By: Gail Simone (story), Alitha Martinez (pencils), Vicente Cifuentes (inks), Ulises Arreola (colors)
The Story: Is it a requirement that every Gotham crime-fighter also be an independently wealthy scion?
The Review: Coincidentally, just as Batman and Robin has been pointing out the Bat-family’s excessive violence, Batgirl does the same thing here—or, at least, it’s questioning how effective their methods actually are in addressing Gotham’s problems. With a crime rate that persistent, even with all the vigilante intervention, you have to start wondering if they’ve been going about this the wrong way all along.
I mean, does cracking down on petty car thieves really make a difference, especially when all you’re doing is bruising up sixteen-year-olds before sending them to prison? And is it worth it when the only victims here are, as Batgirl puts it, “some rich couple’s status ride?” Speaking as a person with a background in urbanism, let me assure you that it does not; locking up these kids keeps them off the streets for a while, but they come back savvier, colder, angrier than ever.

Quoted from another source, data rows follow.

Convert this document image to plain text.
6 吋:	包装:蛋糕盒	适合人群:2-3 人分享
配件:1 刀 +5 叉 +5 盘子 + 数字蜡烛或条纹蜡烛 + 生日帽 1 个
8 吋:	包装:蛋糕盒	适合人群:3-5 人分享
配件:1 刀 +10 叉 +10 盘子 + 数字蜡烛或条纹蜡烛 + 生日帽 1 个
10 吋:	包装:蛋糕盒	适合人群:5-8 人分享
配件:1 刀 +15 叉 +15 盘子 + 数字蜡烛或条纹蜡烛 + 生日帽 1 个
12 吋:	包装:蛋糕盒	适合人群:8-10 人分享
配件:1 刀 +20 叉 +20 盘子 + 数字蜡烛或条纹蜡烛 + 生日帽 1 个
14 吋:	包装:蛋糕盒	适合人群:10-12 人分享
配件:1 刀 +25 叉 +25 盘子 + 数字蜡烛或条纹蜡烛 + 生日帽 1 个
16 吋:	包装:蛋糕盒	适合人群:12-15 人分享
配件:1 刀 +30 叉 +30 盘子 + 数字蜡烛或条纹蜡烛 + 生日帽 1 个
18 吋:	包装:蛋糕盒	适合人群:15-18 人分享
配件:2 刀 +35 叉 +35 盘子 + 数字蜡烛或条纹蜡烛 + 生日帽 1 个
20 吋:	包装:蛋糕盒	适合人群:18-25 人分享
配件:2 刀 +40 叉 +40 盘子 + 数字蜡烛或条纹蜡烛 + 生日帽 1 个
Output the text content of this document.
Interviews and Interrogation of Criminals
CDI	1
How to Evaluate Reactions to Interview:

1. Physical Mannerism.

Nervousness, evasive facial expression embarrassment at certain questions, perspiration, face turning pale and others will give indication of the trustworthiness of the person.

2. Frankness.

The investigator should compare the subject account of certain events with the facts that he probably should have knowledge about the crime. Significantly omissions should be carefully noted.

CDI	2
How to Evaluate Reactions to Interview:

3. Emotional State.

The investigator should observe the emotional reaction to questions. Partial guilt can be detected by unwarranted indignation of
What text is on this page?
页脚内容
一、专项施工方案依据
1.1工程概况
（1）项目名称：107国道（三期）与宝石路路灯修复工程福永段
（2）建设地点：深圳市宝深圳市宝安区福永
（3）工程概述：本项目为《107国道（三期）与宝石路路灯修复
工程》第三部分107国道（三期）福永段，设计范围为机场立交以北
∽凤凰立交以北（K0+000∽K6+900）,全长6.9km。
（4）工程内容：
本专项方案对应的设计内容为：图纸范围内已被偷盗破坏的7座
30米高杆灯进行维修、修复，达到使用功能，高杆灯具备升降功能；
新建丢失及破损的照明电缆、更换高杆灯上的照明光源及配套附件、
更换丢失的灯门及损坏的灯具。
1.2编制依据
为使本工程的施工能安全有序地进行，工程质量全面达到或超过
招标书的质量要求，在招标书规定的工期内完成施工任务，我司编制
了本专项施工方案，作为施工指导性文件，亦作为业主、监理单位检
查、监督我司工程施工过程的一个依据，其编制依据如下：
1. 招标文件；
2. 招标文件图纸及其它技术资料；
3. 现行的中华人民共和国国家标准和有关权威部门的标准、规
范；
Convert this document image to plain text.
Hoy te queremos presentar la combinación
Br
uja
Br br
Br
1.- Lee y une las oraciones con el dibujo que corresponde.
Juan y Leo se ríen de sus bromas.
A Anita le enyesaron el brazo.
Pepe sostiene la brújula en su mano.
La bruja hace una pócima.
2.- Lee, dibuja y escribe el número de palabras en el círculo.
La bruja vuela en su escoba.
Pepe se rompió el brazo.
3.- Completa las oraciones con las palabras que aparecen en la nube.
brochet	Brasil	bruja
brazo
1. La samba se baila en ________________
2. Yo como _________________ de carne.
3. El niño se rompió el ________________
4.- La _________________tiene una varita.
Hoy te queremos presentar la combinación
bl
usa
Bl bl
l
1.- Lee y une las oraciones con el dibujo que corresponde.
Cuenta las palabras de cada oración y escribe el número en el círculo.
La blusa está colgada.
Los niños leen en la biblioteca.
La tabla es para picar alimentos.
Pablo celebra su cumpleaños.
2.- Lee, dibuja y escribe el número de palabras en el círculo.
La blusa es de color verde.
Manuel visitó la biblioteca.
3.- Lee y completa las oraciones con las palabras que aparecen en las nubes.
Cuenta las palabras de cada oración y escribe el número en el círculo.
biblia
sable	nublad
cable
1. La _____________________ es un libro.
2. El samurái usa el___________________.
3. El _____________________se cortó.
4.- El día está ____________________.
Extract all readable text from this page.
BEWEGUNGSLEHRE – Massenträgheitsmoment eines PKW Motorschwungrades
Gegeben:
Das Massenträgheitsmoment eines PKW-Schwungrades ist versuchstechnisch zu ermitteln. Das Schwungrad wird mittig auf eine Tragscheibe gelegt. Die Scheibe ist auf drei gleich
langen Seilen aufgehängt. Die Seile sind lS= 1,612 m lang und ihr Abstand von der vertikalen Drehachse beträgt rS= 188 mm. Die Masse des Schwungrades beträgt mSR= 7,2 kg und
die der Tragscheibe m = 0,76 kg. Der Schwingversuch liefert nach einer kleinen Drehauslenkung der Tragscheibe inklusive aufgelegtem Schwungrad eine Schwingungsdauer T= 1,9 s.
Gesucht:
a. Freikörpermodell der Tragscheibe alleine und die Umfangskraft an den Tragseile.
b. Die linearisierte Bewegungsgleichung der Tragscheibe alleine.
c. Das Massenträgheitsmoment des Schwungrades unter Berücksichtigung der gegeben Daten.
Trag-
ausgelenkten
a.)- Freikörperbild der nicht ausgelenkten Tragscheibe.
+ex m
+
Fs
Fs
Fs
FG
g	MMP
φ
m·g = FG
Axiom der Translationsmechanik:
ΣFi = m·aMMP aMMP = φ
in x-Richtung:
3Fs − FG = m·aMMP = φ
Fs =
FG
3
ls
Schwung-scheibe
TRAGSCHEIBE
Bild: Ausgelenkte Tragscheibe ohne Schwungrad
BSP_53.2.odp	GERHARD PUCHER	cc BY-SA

Maybe that’s why Simone spends quite a bit of time laying out the civilian efforts to reform Gotham in this issue. Even prior to the relaunch, just after he came back to the living, Bruce Wayne has funneled resources into giving new life to the city from the ground up. Here, we learn that to do so, he has to break down existing neighborhoods just to get to that ground. And while Alysia’s views on the matter may be cynical (“How has having saviors from above worked out for us so far?”), she cuts to the truth of the matter: Gotham won’t be saved by a handful of people, whether they wear capes and masks or tuxedos and bowties; it must save itself.
So yes, perhaps this Charise Carnes does have the right idea in her bottom-up approach to revitalizing the Cherry Hill district of Gotham. I personally think the concept of a volunteer corps is a winner (given the right resources, of course). But then she ruins her credibility with a horrifically hardline stance on anyone who doesn’t follow the rule of law to her liking. Let’s set aside the mystery of whether she actually murdered her family or not and just focus on the man she’s got chained up nekkid (not naked, which implies grace in one’s nudity) in a cage at her own house. Discovering his identity will be crucial to figuring out where this socialite stands.
In the meantime, feel free to hate her personal guard, who apparently double-time as a vigilante group with the highly evocative name of the Disgraced. I haven’t been feeling any of the villains she’s created for this series thus far, and I find it hard to change my mind for a band which includes, in Babs’ own words, a “bargain-basement Hawkman.” But you know, I suppose it’d be a misnomer to call them or Knightfall villains, wouldn’t it? Since their goal is to eradicate crime, “antiheroes” seems a more apt term. It’s not like we haven’t condoned or even admired vigilantes who lean towards killing before.
Martinez’s work, with few exceptions, is a carbon copy of regular artist Ardian Syaf’s. Pretty to the point of being cutesy, its sense of action is adequate, not striking, and its handling of emotion is rudimentary at best. You get a couple characters in tears this issue, yet they don’t look genuinely grief-stricken; they just look like faces with tears on them. And I’m going to take a stand and say right now that Arreola needs to stop with all these distracting glows and color effects. Every panel I keep thinking, Where’s that green/blue/purple light coming from?
Conclusion: While the discussion of real-world issues is pretty thoughtful, it raises more questions than it answers, and the superhero stuff feels flat at best.
– Minhquan Nguyen
Some Musings: – With tats to the wazoo, half a shaved head, and multiple piercings, Ricky (also known by his street soubriquet as “Killa Anon”) would be in the real world what lawyers consider “not trial material.”
– Letterer Dave Sharpe, that is the most lifeless, unconvincing “Help meeeeee” ever.